Heart failure is a "revolving door" problem for hospitals.

Heart failure (HF) is a “revolving door” problem for hospitals.

Once admitted initially, HF patients often become familiar to hospital staff, as they are ordinarily readmitted over and over again. In fact, 1 of every 6 HF patients is readmitted within 30 days.

HF-related readmission is not only a clinical conundrum, but also a financial issue. The US Centers for Medicaid and Medicare Services reduce payments to certain hospitals with excess 30-day readmissions related to HF.

Clinical pharmacists from Jackson Memorial Hospital in Miami, Florida, recently published a study that examined how an HF transition of care (TOC) service run by a pharmacy resident might affect patient care. By including medication therapy optimization, HF patient education, and discharge and follow-up facilitation, this TOC service actually decreased readmission rates.
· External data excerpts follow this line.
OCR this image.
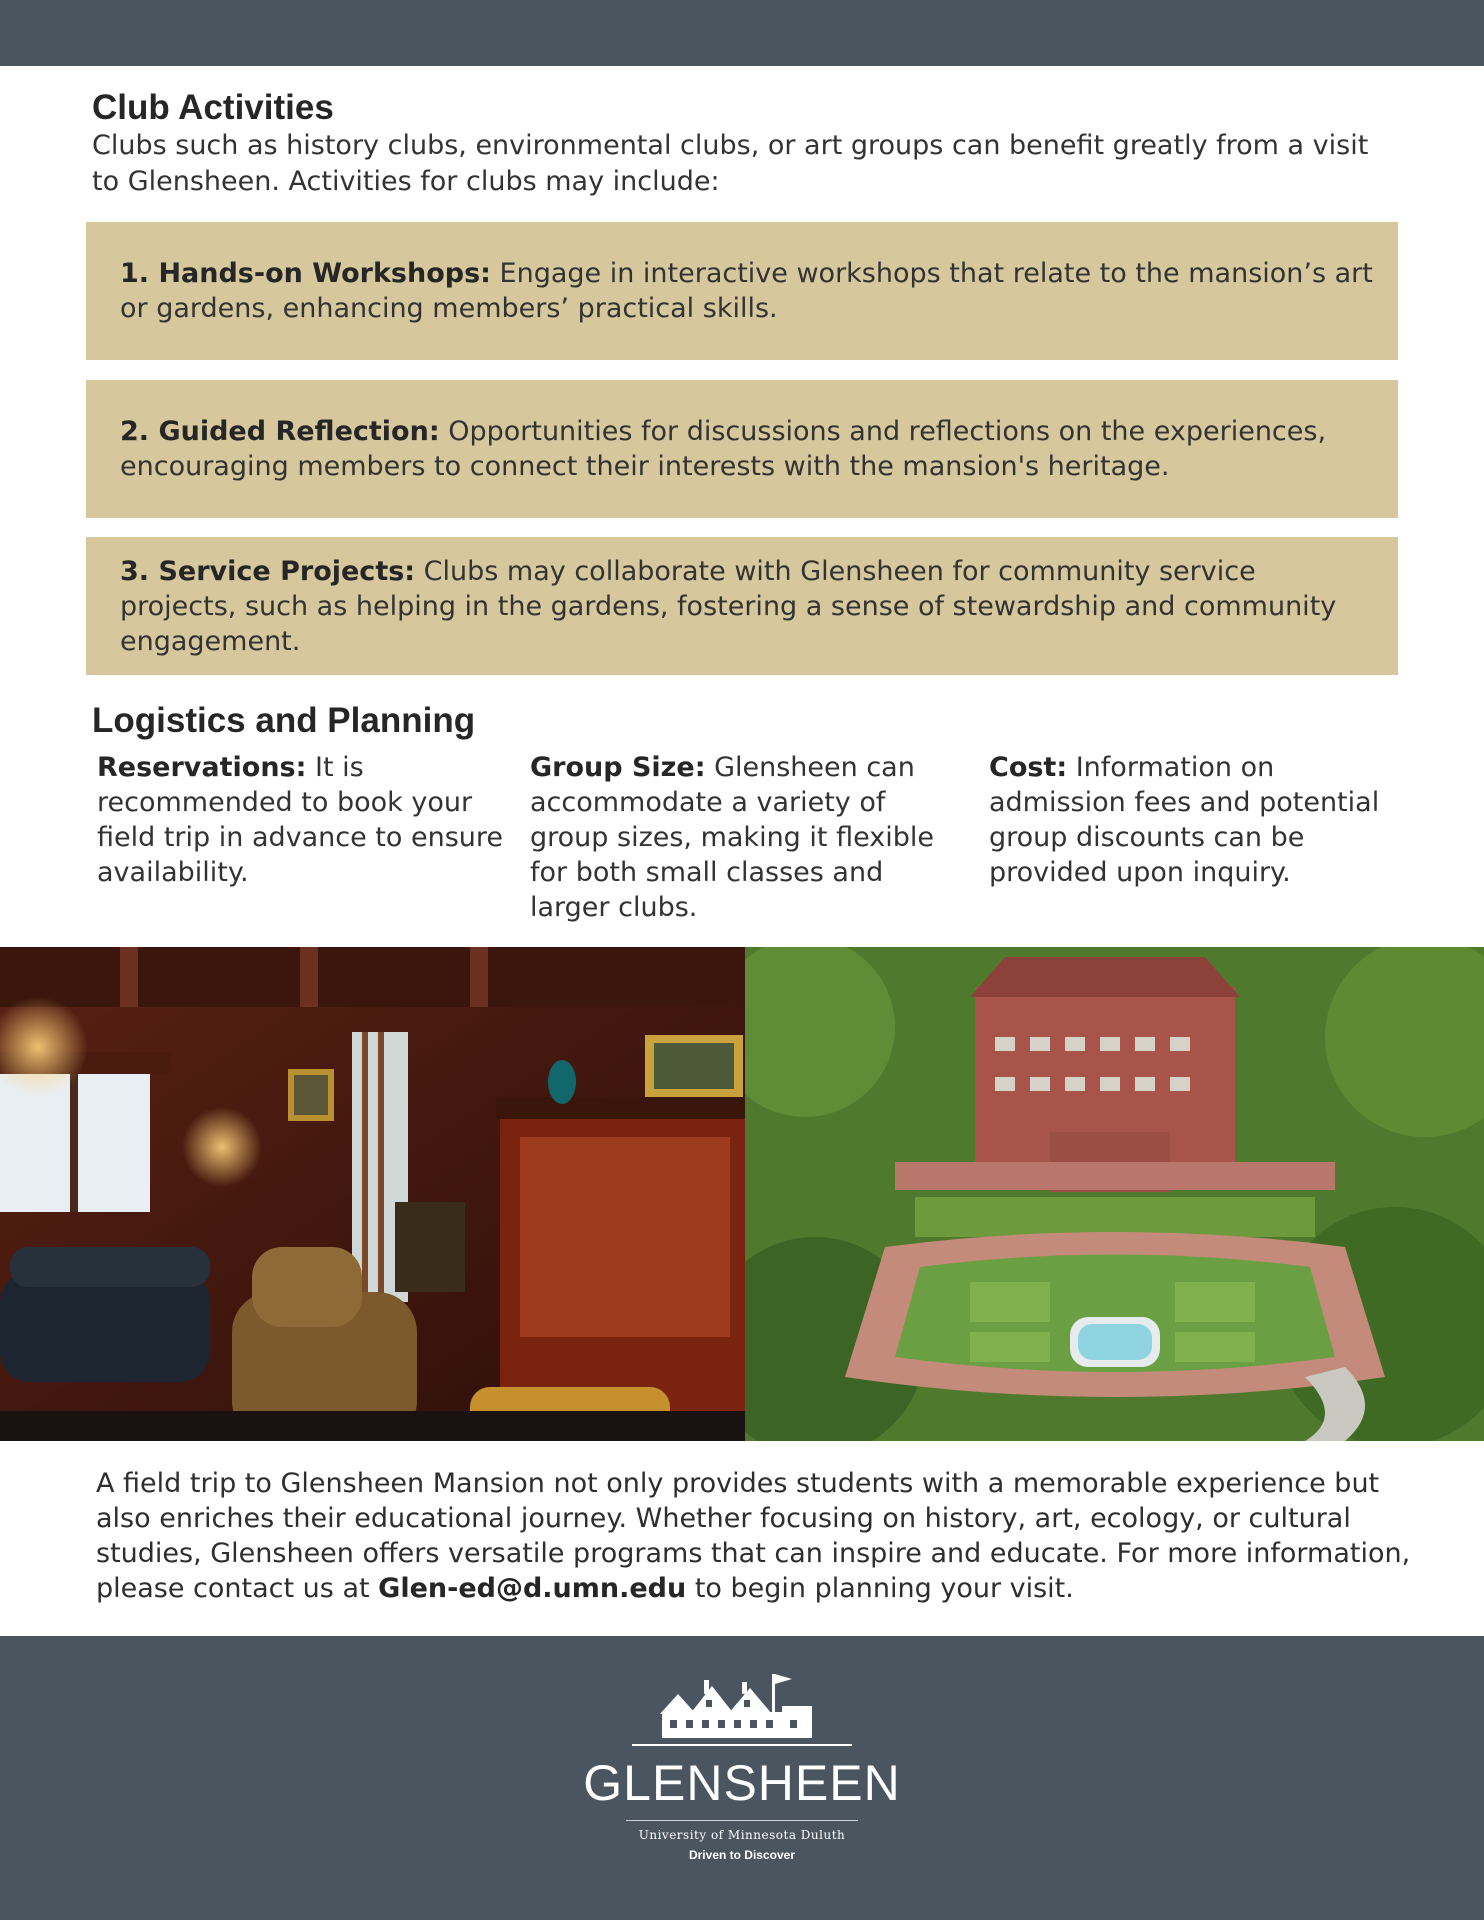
Club Activities

Clubs such as history clubs, environmental clubs, or art groups can benefit greatly from a visit to Glensheen. Activities for clubs may include:

1. Hands-on Workshops: Engage in interactive workshops that relate to the mansion’s art or gardens, enhancing members’ practical skills.

2. Guided Reflection: Opportunities for discussions and reflections on the experiences, encouraging members to connect their interests with the mansion's heritage.

3. Service Projects: Clubs may collaborate with Glensheen for community service projects, such as helping in the gardens, fostering a sense of stewardship and community engagement.

Logistics and Planning

Reservations: It is recommended to book your field trip in advance to ensure availability.

Group Size: Glensheen can accommodate a variety of group sizes, making it flexible for both small classes and larger clubs.

Cost: Information on admission fees and potential group discounts can be provided upon inquiry.

A field trip to Glensheen Mansion not only provides students with a memorable experience but also enriches their educational journey. Whether focusing on history, art, ecology, or cultural studies, Glensheen offers versatile programs that can inspire and educate. For more information, please contact us at Glen-ed@d.umn.edu to begin planning your visit.

GLENSHEEN
University of Minnesota Duluth
Driven to Discover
A pharmacy resident designed and conducted this 6-month prospective pilot study with a goal to decrease readmission rates among HF patients. At the start of the study, Jackson Memorial Hospital’s 30-day readmission rate was 28.1%—slightly above the national average, Medicare reported.

The pharmacy resident identified patients through emergency department admission reports and direct requests from discharge nurses. The participants had an average of roughly 3 admissions annually and had been discharged with an average of 8.5 medications. About half of them lacked health insurance.
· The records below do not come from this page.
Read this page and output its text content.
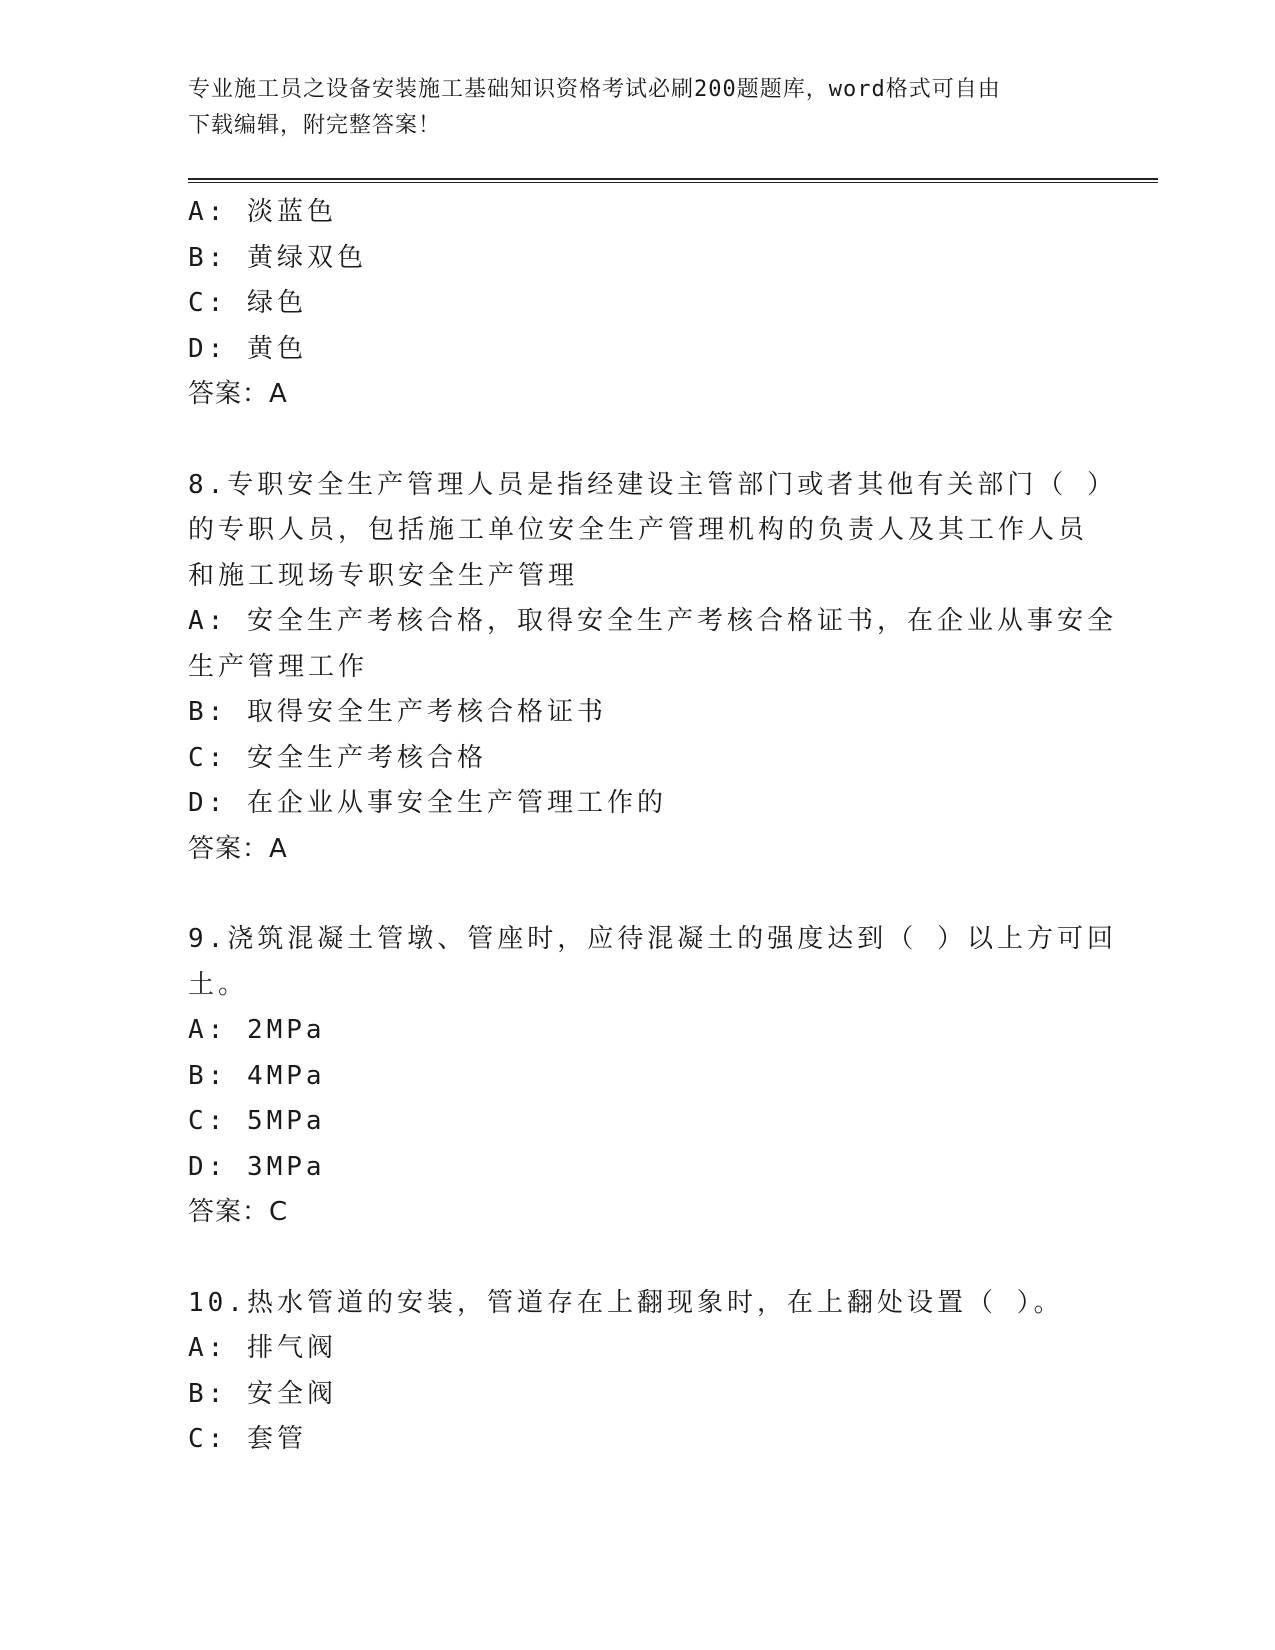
专业施工员之设备安装施工基础知识资格考试必刷200题题库，word格式可自由
下载编辑，附完整答案！
A: 淡蓝色
B: 黄绿双色
C: 绿色
D: 黄色
答案：A
8.专职安全生产管理人员是指经建设主管部门或者其他有关部门（ ）
的专职人员，包括施工单位安全生产管理机构的负责人及其工作人员
和施工现场专职安全生产管理
A: 安全生产考核合格，取得安全生产考核合格证书，在企业从事安全
生产管理工作
B: 取得安全生产考核合格证书
C: 安全生产考核合格
D: 在企业从事安全生产管理工作的
答案：A
9.浇筑混凝土管墩、管座时，应待混凝土的强度达到（ ）以上方可回
土。
A: 2MPa
B: 4MPa
C: 5MPa
D: 3MPa
答案：C
10.热水管道的安装，管道存在上翻现象时，在上翻处设置（ ）。
A: 排气阀
B: 安全阀
C: 套管
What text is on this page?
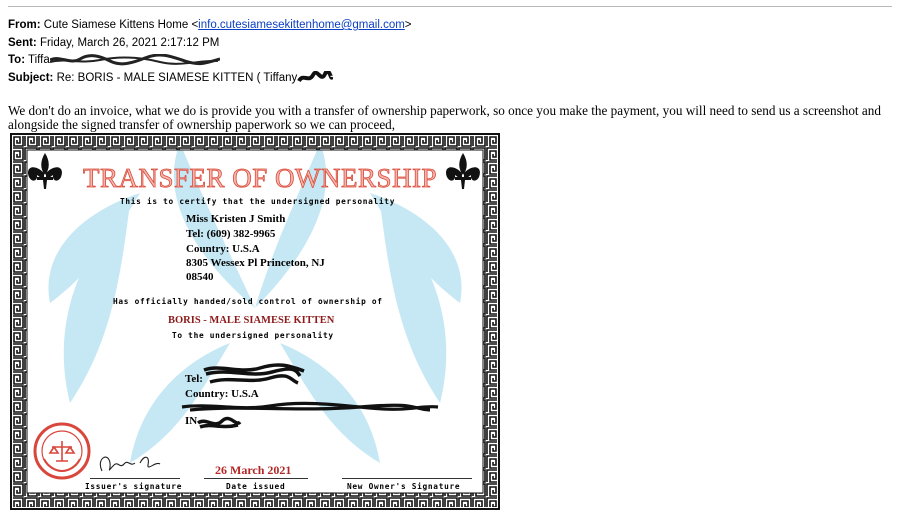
From: Cute Siamese Kittens Home <info.cutesiamesekittenhome@gmail.com>
Sent: Friday, March 26, 2021 2:17:12 PM
To: Tiffa
Subject: Re: BORIS - MALE SIAMESE KITTEN ( Tiffany
We don't do an invoice, what we do is provide you with a transfer of ownership paperwork, so once you make the payment, you will need to send us a screenshot and alongside the signed transfer of ownership paperwork so we can proceed,
TRANSFER OF OWNERSHIP
This is to certify that the undersigned personality
Miss Kristen J Smith
Tel: (609) 382-9965
Country: U.S.A
8305 Wessex Pl Princeton, NJ
08540
Has officially handed/sold control of ownership of
BORIS - MALE SIAMESE KITTEN
To the undersigned personality
Tel:
Country: U.S.A
IN
26 March 2021
Issuer's signature	Date issued	New Owner's Signature
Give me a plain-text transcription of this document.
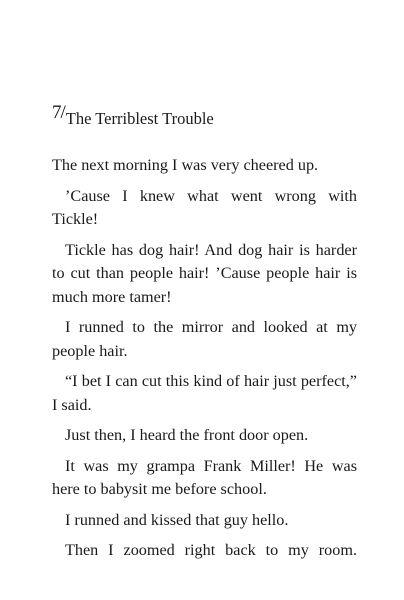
7/The Terriblest Trouble

The next morning I was very cheered up.

’Cause I knew what went wrong with Tickle!

Tickle has dog hair! And dog hair is harder to cut than people hair! ’Cause people hair is much more tamer!

I runned to the mirror and looked at my people hair.

“I bet I can cut this kind of hair just perfect,” I said.

Just then, I heard the front door open.

It was my grampa Frank Miller! He was here to babysit me before school.

I runned and kissed that guy hello.

Then I zoomed right back to my room.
After enrollment, the pharmacy resident provided the 30 participants with tailored medication and disease state counseling, assistance in ensuring they had all discharge medications, and follow-up calls for appointment reminders and further counseling.
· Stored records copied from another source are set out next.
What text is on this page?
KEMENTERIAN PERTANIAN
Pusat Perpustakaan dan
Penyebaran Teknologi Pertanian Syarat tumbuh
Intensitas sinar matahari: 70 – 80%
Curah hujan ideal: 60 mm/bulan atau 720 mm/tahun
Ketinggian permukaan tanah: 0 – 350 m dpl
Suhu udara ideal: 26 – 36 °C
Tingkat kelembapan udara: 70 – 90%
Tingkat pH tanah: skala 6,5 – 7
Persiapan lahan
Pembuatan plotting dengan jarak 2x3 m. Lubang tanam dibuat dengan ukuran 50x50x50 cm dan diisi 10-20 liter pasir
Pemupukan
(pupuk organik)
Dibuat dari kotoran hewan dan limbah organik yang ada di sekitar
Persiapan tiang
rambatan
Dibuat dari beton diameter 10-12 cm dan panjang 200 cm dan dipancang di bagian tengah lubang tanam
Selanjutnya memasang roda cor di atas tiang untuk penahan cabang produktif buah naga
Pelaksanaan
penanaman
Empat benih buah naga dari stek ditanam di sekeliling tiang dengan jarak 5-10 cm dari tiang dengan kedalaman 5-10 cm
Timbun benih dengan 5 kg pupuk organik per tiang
As a result of the pharmacy resident-run TOC service, the hospital’s 30-day HF readmission rate decreased to 16.6%, with the majority of patients attending scheduled follow-up appointments after discharge. Four patients were readmitted once, though half of them for reasons unrelated to HF. Two patients were readmitted twice, though 1 was readmitted both times for reasons unrelated to HF.

Although small, this study showed how a single pharmacy resident’s efforts can help interdisciplinary teams and HF patients achieve modest goals.

The study appeared in the supplement to the June 2015 issue of the American Journal of Health-System Pharmacists.